The Privacy Advisor: What about the right to be forgotten? Will it stay?

Toohey: It’s been put out in a way that it may be one of the only things that some people can remember about the EU proposal—or at least it will be the first thing that many will remember when it is mentioned. To me, it has a catchy name; it’s an intriguing concept, and it’s a concept that goes to the heart of what makes a lot of consumers uncomfortable about the Internet. Not just Europeans but many in the U.S. are concerned about the collection of perpetual private data on individuals. I think that it is unlikely that it will be abandoned. One reason I think it will stay is that if you look at surveys on both sides of the Atlantic, some people have strong views regarding collection of personal information and compiling of data on them as individuals. The devil will be in the details, particularly about how the right to be forgotten will be implemented in practice—if it is possible to implement it technically. I find it interesting that there are doubts even within bodies of the EU that it can be technically implemented. And certainly the companies that are gathering information are probably thinking, “How are we going to comply with this?” There can be copies of digital data out there in many places. In the end, I think it will remain in some form or another, but that may be more pressure to modify some of the consent and transfer provisions, as we can see in the controversy over the Albrecht proposal.

The Privacy Advisor: Why such divergent views within Europe itself?

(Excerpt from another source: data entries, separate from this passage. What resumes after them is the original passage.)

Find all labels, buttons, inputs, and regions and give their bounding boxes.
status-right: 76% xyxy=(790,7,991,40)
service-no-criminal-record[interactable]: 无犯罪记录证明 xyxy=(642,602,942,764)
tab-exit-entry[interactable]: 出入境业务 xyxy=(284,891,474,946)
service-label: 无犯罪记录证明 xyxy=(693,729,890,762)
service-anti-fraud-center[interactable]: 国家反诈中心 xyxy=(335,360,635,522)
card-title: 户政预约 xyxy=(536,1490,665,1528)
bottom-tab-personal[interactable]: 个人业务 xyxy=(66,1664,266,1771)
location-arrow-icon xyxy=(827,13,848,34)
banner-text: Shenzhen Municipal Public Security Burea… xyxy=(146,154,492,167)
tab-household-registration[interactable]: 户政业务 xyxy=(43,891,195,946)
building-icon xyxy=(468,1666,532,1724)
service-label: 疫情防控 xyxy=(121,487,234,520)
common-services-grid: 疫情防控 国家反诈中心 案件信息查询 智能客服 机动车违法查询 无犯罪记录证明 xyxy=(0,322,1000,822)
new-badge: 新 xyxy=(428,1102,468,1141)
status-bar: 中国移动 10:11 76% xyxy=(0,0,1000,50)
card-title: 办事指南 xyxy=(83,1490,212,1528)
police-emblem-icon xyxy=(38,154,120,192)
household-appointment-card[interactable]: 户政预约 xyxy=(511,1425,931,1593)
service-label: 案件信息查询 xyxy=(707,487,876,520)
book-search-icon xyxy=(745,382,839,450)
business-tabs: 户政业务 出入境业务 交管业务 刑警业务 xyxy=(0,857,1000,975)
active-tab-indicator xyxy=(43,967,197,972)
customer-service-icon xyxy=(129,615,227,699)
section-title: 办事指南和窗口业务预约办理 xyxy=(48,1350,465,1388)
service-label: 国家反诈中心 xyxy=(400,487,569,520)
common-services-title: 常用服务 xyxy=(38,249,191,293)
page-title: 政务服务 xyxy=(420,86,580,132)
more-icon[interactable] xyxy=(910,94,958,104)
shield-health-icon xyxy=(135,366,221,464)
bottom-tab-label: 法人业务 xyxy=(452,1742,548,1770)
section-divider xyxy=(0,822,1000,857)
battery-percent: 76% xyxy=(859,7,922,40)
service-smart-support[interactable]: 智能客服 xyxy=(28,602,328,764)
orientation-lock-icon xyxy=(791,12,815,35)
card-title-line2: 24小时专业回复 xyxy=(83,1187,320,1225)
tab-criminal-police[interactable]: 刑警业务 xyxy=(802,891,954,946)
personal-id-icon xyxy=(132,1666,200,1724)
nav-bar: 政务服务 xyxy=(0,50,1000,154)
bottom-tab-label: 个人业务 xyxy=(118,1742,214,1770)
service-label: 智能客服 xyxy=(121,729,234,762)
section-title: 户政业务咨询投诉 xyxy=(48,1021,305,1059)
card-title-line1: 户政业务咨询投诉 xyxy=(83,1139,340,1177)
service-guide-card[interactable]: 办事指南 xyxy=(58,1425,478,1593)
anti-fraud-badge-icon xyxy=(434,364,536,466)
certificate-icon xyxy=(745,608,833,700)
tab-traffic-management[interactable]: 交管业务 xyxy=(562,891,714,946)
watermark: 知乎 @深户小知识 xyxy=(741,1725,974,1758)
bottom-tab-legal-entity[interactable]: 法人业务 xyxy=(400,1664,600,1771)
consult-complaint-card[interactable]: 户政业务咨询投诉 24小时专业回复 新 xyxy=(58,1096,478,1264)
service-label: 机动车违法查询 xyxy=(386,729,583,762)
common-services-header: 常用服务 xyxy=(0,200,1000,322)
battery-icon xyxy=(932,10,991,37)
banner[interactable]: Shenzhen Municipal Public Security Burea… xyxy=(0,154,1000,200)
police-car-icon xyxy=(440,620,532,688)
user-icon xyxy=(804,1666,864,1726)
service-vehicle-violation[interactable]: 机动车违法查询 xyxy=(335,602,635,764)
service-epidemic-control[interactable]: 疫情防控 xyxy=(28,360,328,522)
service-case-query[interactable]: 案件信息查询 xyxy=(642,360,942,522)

Toohey: Historical territorial differences and antagonism to the heavy hand of Brussels in some member states, such as the UK, play a hand. Attitudes even within member states also differ, depending upon the countries’ agendas to promote technological growth. Technology is clearly an important part of the European economy and is a bright spot in an economy that has very well publicized weaknesses. It is one thing to appear to be attacking tech enterprises outside of Europe but quite another to be creating problems for domestic industry with a new regulation at a sensitive economic time. I think what we’re seeing playing out in Europe is similar to what we see when new laws affecting technology are introduced here in the U.S. You typically hear very strong voices being raised about innovation and growth, citations to the effect of bureaucracy on technology and concerns about overly proscriptive rules. Because this is an EU-wide regulation, which will not allow for some of the flexibility that comes with the current directive, certain voices have been raised. The debate is also played out in different terms in the EU because of the strong culture of privacy—not to mention its constitutional dimension that is lacking here. I do have a certain skepticism about motives of opposition to some aspects of the proposed regulation in some cases, but the existence of strong divergent views within Europe indicates that those who believe in the open Internet and the free flow of data have a strong point of view, just as they do here.

The Privacy Advisor: Are companies being proactive when it comes to compliance?

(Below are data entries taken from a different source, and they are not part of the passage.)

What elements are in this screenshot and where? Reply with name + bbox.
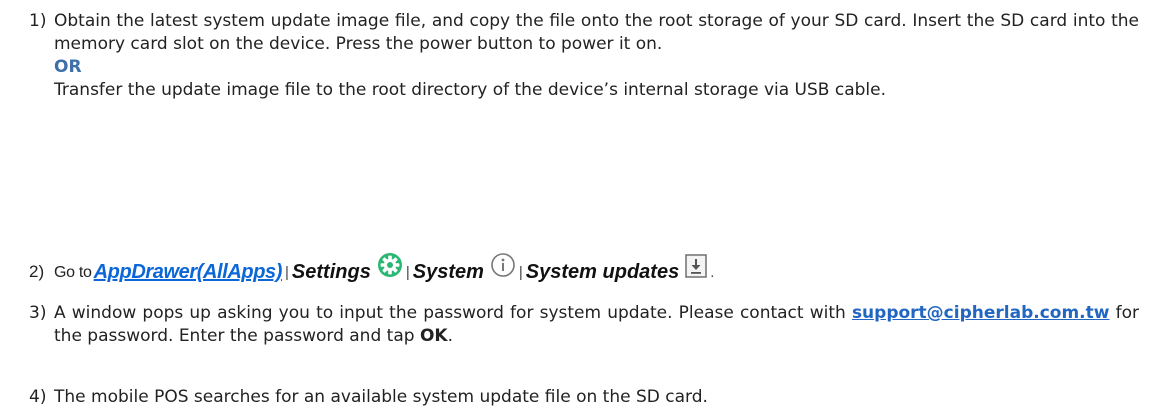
info-circle-icon — [490, 252, 516, 284]
system-label: System — [412, 261, 484, 283]
or-label: OR — [54, 57, 82, 77]
step-number: 4) — [29, 387, 47, 407]
path-separator: | — [518, 264, 523, 281]
step-3-text: A window pops up asking you to input the… — [54, 303, 852, 323]
step-1-text: Obtain the latest system update image fi… — [54, 11, 1139, 54]
path-separator: | — [405, 264, 410, 281]
step-2: 2) Go to AppDrawer(AllApps) | Settings |… — [29, 252, 1139, 284]
step-1: 1) Obtain the latest system update image… — [29, 10, 1139, 102]
system-updates-label: System updates — [525, 261, 680, 283]
app-drawer-link[interactable]: AppDrawer(AllApps) — [94, 261, 283, 284]
step-4-text: The mobile POS searches for an available… — [54, 387, 708, 407]
step-number: 1) — [29, 11, 47, 31]
system-update-download-icon — [685, 254, 707, 284]
step-number: 2) — [29, 262, 45, 281]
step-3: 3) A window pops up asking you to input … — [29, 302, 1139, 348]
ok-label: OK — [419, 326, 448, 346]
settings-gear-icon — [377, 252, 403, 284]
step-4: 4) The mobile POS searches for an availa… — [29, 386, 1139, 409]
path-separator: | — [285, 264, 289, 281]
step-1-alt-text: Transfer the update image file to the ro… — [54, 80, 886, 100]
sentence-end: . — [710, 264, 715, 281]
go-to-text: Go to — [54, 264, 92, 281]
step-number: 3) — [29, 303, 47, 323]
step-3-text-c: . — [447, 326, 453, 346]
settings-label: Settings — [291, 261, 371, 283]
support-email-link[interactable]: support@cipherlab.com.tw — [852, 303, 1110, 323]
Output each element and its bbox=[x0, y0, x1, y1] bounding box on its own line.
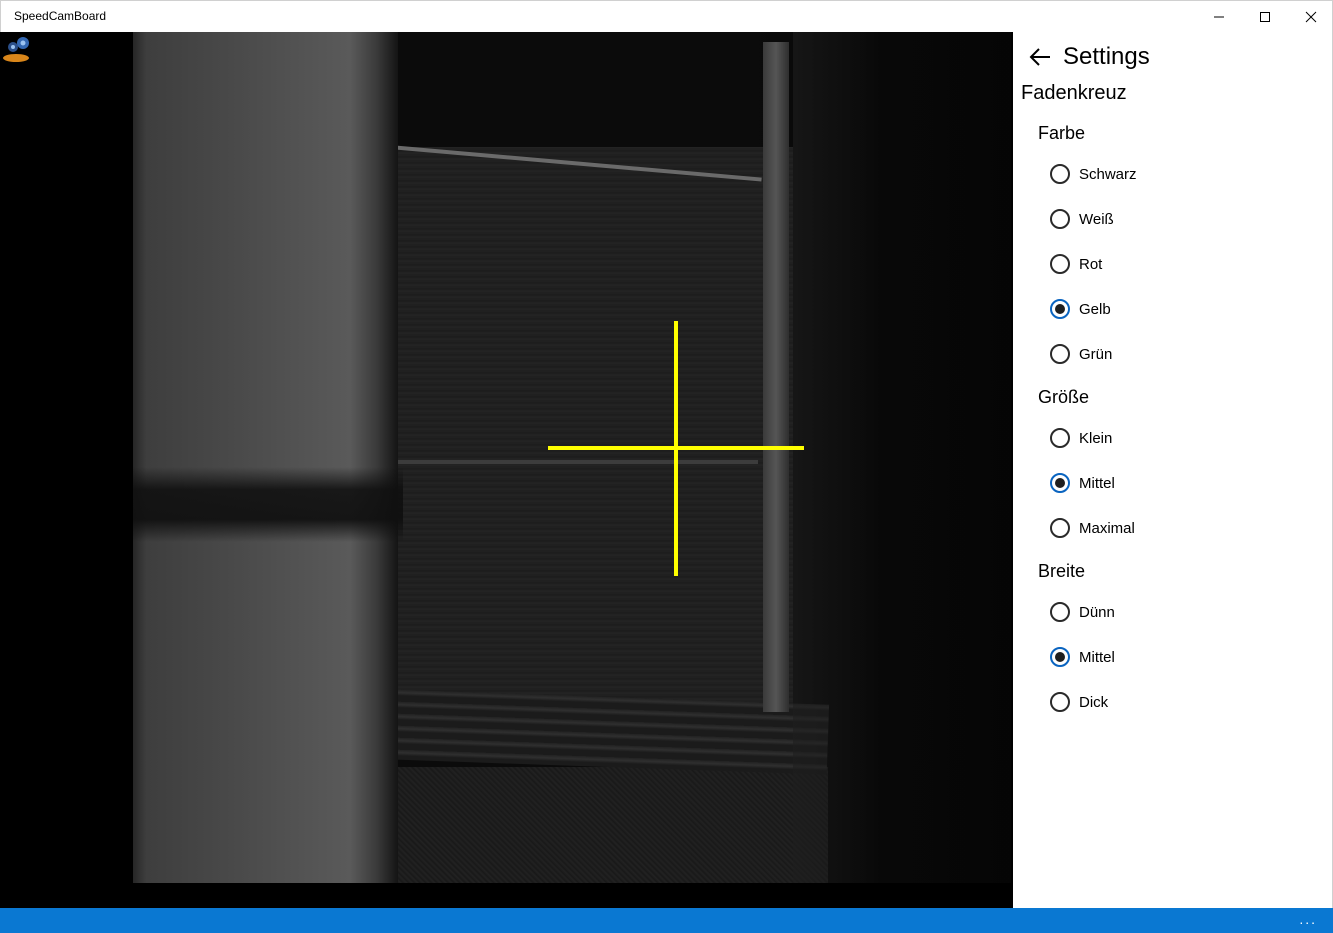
group-title-size: Größe bbox=[1038, 387, 1090, 407]
radio-circle[interactable] bbox=[1050, 164, 1070, 184]
radio-label: Klein bbox=[1079, 429, 1113, 447]
app-logo-icon bbox=[3, 37, 29, 62]
radio-color-black[interactable]: Schwarz bbox=[1050, 163, 1137, 185]
radio-circle[interactable] bbox=[1050, 254, 1070, 274]
radio-circle[interactable] bbox=[1050, 209, 1070, 229]
radio-circle[interactable] bbox=[1050, 602, 1070, 622]
video-area bbox=[0, 32, 1013, 908]
close-button[interactable] bbox=[1288, 1, 1333, 33]
close-icon bbox=[1305, 11, 1317, 23]
maximize-icon bbox=[1260, 12, 1270, 22]
settings-header: Settings bbox=[1029, 42, 1150, 72]
radio-circle[interactable] bbox=[1050, 692, 1070, 712]
group-title-width: Breite bbox=[1038, 561, 1086, 581]
radio-size-max[interactable]: Maximal bbox=[1050, 517, 1135, 539]
radio-label: Dünn bbox=[1079, 603, 1115, 621]
radio-label: Mittel bbox=[1079, 474, 1115, 492]
feed-background-scene bbox=[398, 147, 793, 707]
radio-label: Mittel bbox=[1079, 648, 1115, 666]
command-bar: ... bbox=[0, 908, 1333, 933]
radio-circle[interactable] bbox=[1050, 473, 1070, 493]
radio-color-white[interactable]: Weiß bbox=[1050, 208, 1114, 230]
maximize-button[interactable] bbox=[1242, 1, 1288, 33]
section-title-crosshair: Fadenkreuz bbox=[1021, 82, 1127, 104]
radio-label: Maximal bbox=[1079, 519, 1135, 537]
radio-size-small[interactable]: Klein bbox=[1050, 427, 1112, 449]
radio-label: Schwarz bbox=[1079, 165, 1137, 183]
settings-title: Settings bbox=[1063, 43, 1150, 70]
radio-label: Gelb bbox=[1079, 300, 1111, 318]
camera-feed[interactable] bbox=[133, 32, 1011, 883]
feed-shade bbox=[793, 32, 1011, 883]
settings-panel: Settings Fadenkreuz Farbe Schwarz Weiß R… bbox=[1013, 32, 1333, 908]
title-bar: SpeedCamBoard bbox=[0, 0, 1333, 32]
radio-width-thick[interactable]: Dick bbox=[1050, 691, 1108, 713]
minimize-icon bbox=[1214, 16, 1224, 18]
more-options-button[interactable]: ... bbox=[1299, 911, 1317, 927]
feed-foreground-bar bbox=[133, 467, 403, 542]
radio-label: Weiß bbox=[1079, 210, 1114, 228]
radio-circle[interactable] bbox=[1050, 518, 1070, 538]
radio-circle[interactable] bbox=[1050, 428, 1070, 448]
feed-gravel bbox=[398, 767, 828, 883]
minimize-button[interactable] bbox=[1196, 1, 1242, 33]
feed-post bbox=[763, 42, 789, 712]
radio-color-green[interactable]: Grün bbox=[1050, 343, 1112, 365]
radio-width-medium[interactable]: Mittel bbox=[1050, 646, 1115, 668]
back-arrow-icon bbox=[1029, 48, 1050, 66]
group-title-color: Farbe bbox=[1038, 123, 1086, 143]
radio-label: Grün bbox=[1079, 345, 1113, 363]
radio-label: Dick bbox=[1079, 693, 1109, 711]
radio-circle[interactable] bbox=[1050, 344, 1070, 364]
back-button[interactable] bbox=[1029, 47, 1051, 67]
window-title: SpeedCamBoard bbox=[14, 9, 107, 23]
radio-circle[interactable] bbox=[1050, 647, 1070, 667]
feed-foreground-pillar bbox=[133, 32, 398, 883]
radio-circle[interactable] bbox=[1050, 299, 1070, 319]
radio-label: Rot bbox=[1079, 255, 1103, 273]
radio-color-red[interactable]: Rot bbox=[1050, 253, 1102, 275]
feed-rail-mid bbox=[398, 460, 758, 464]
radio-width-thin[interactable]: Dünn bbox=[1050, 601, 1115, 623]
crosshair-vertical bbox=[674, 321, 678, 576]
radio-color-yellow[interactable]: Gelb bbox=[1050, 298, 1111, 320]
radio-size-medium[interactable]: Mittel bbox=[1050, 472, 1115, 494]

Toohey: The regulation is really something of a moving target, so it is rather difficult for companies to know precisely how they will comply, given it is not in final form. We have the proposed regulation from 2012; we have the Albrecht proposal from this year. This is really a lot of reading for anyone to absorb. I am not sure how many companies really want to try to tackle this in every respect when it isn’t entirely clear what is going to emerge. It is still certainly advisable for companies to be aware of what is coming and to take the debate very seriously. The crystal ball, at this point, is somewhat clouded, and the best approach is caution. In the meantime, my colleagues on both sides of the Atlantic will be awaiting the next round of voluminous reports.